Ik probeerde de gelukstechniek van tel uw zegeningen: wees dankbaar voor wat je hebt. In mijn hoofd bedankte ik in het wilde weg.  Dus dank dat ik die torenhoge rekening straks überhaupt kan betalen! Wat doe je met je kiespijn als je dat niet kan doen?  Dank ook voor de lieve endodontologe, een vrouw van eind vijftig die een volgens mij een jarenlange opleiding had gevolgd om zeer nauwkeurig de wortels van mijn kies open te kunnen boren, en met ragers er in te raggen om mij van mijn kiespijn af te helpen. Dank! Maar ik voelde me zo liggend in die tandartsstoel nog steeds niet gelukkiger. Nog een uurtje te gaan.

Laatste gelukstechniek dan maar: stel een doel en haal hem.  Mijn doel was om van de kiespijn af te komen. Na twee uur met mijn mond wagenwijd open te hebben gezeten, zei de endodontologe eindelijk: “Het is klaar hoor.” Ik slaakte een zucht van verlichting. “Is het doel bereikt mevrouw?” “Ik denk het wel, antwoordde ze, maar echt zekerheid hebben we pas over een jaar. Komt u dan maar weer eens langs.”

“Een jaar,” mompelde ik teleurgesteld,  “nou ja, dank u wel voor al uw moeite.” Aangeslagen ging ik naar huis.

Boeddhist ontmoet Brugwachter

Ongelukkige mensen zijn vaak egocentrisch, minder sociaal en soms zelfs vijandig. Denk aan het eenzame karakter Scrooge in A Christmas Carol van Charles Dickens die rijk is geworden door het afpersen van de armen. Gelukkige mensen zijn vaak juist sociaal, flexibel en goed in het tolereren van dagelijkse frustraties. Dit alles claimt de Dalai Lama in zijn veelgeprezen boek The Art of Happiness. Op mijn tiende kwam ik in aanraking met een soort Scrooge.

In 1988 was ik samen met  honderd kindertjes uit het hele land uitgenodigd voor een schaakfestijn in Dokkum.
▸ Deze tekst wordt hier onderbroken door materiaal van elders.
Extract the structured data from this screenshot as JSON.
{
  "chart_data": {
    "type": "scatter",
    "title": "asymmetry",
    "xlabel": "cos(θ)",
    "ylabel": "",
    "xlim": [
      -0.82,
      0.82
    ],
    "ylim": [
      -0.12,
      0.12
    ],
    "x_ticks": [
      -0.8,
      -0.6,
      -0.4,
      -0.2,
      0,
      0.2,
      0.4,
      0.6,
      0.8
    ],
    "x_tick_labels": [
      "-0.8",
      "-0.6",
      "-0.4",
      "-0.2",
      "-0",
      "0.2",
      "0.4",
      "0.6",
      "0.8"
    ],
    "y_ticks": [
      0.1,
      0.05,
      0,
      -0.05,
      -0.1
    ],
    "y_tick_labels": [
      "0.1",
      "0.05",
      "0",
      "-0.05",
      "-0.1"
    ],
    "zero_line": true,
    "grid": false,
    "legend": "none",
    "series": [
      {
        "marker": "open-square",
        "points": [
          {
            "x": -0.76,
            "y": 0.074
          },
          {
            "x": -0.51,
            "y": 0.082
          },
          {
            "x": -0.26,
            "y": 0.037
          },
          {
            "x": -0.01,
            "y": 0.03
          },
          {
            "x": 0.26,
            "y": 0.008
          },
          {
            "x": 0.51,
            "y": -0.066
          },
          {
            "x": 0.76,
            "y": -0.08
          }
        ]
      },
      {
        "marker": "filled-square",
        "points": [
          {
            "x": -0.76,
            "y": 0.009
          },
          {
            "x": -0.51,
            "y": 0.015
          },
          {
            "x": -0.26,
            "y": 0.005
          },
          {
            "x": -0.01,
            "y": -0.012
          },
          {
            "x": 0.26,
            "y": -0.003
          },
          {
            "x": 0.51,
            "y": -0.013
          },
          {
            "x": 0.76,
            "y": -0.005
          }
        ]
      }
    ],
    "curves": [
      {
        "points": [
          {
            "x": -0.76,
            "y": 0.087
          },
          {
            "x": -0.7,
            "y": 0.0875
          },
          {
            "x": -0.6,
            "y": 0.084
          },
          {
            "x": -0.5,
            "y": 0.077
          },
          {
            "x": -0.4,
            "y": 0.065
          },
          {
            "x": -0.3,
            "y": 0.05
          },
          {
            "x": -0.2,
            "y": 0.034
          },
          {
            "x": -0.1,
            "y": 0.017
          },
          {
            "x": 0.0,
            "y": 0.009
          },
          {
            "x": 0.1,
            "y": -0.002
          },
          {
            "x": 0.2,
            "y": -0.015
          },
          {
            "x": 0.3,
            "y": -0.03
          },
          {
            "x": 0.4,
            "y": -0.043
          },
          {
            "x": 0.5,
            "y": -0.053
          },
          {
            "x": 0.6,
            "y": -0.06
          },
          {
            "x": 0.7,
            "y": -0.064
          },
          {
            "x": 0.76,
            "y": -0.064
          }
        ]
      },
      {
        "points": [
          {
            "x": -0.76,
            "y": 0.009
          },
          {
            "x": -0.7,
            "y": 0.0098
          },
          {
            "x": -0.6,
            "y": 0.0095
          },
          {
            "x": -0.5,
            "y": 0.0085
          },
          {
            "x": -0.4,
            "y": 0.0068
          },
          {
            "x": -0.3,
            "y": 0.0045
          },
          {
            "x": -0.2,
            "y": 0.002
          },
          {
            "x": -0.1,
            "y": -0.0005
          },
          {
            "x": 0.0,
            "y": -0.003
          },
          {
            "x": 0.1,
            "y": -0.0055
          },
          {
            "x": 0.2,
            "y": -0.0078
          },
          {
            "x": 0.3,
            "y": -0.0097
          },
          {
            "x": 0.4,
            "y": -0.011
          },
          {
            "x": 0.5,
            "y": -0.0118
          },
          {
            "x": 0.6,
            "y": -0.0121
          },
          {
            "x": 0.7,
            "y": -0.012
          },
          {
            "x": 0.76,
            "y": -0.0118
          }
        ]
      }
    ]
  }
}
Samen met een aantal andere Leidse schakertjes vertrek ik op een vroege lenteochtend met de trein naar Leeuwarden. Om tien uur stappen we daar op een grote boot. Op naar Dokkum over de enige mogelijke vaarroute: de Dokkumer Ee.

Terwijl we onze wedstrijdjes spelen, varen we door het polderland. Leuk, schaken op een boot! Het is weer eens wat anders. In Dokkum zullen de burgemeester en levende schaakstukken ons ontvangen. We mogen straks allemaal een zet doen. Als de situatie het even toelaat, ga ik een paardensprong maken. Het idee dat je een zet roept en dat er dan een echt paard in actie gaat komen! Ik verheug me er al weken op.
Maar dan stopt de boot bij Bartlehiem, beroemd van de Elfstedentocht. We moeten nu dichtbij zijn. Wacht even, er is reuring op de boot. Het is kwart over twaalf en we liggen al 15 minuten stil voor een dichte brug. De toernooiorganisator loopt zenuwachtig heen en weer. Ik probeer me te concentreren op mijn partij, maar al snel gonst het door de normaal strikt stille toernooiruimte: de brug blijft dicht!

Wat blijkt, de brugwachter van Bartlehiem heeft tussen twaalf en twee uur pauze. Het staat duidelijk op een bordje. De toernooiorganisator ontploft. Hij laat zich even gaan: “Wat is dit voor figuur!” Hij heeft 100 smachtende jongetjes (en een enkel meisje) op een boot en de burgemeester van Dokkum wacht op ons op de kade, het levend schaakspel vat misschien kou in de koele lentebries en de brugwachter heeft pauze?!

Een delegatie gaat naar het huis van de brugwachter, maar komt na een half uur verslagen terug. De brugwachter is onvermurwbaar (noem het asociaal): de brug blijft dicht. 100 droompjes vallen in duigen, in Dokkum blijft het stil op het dorpsplein.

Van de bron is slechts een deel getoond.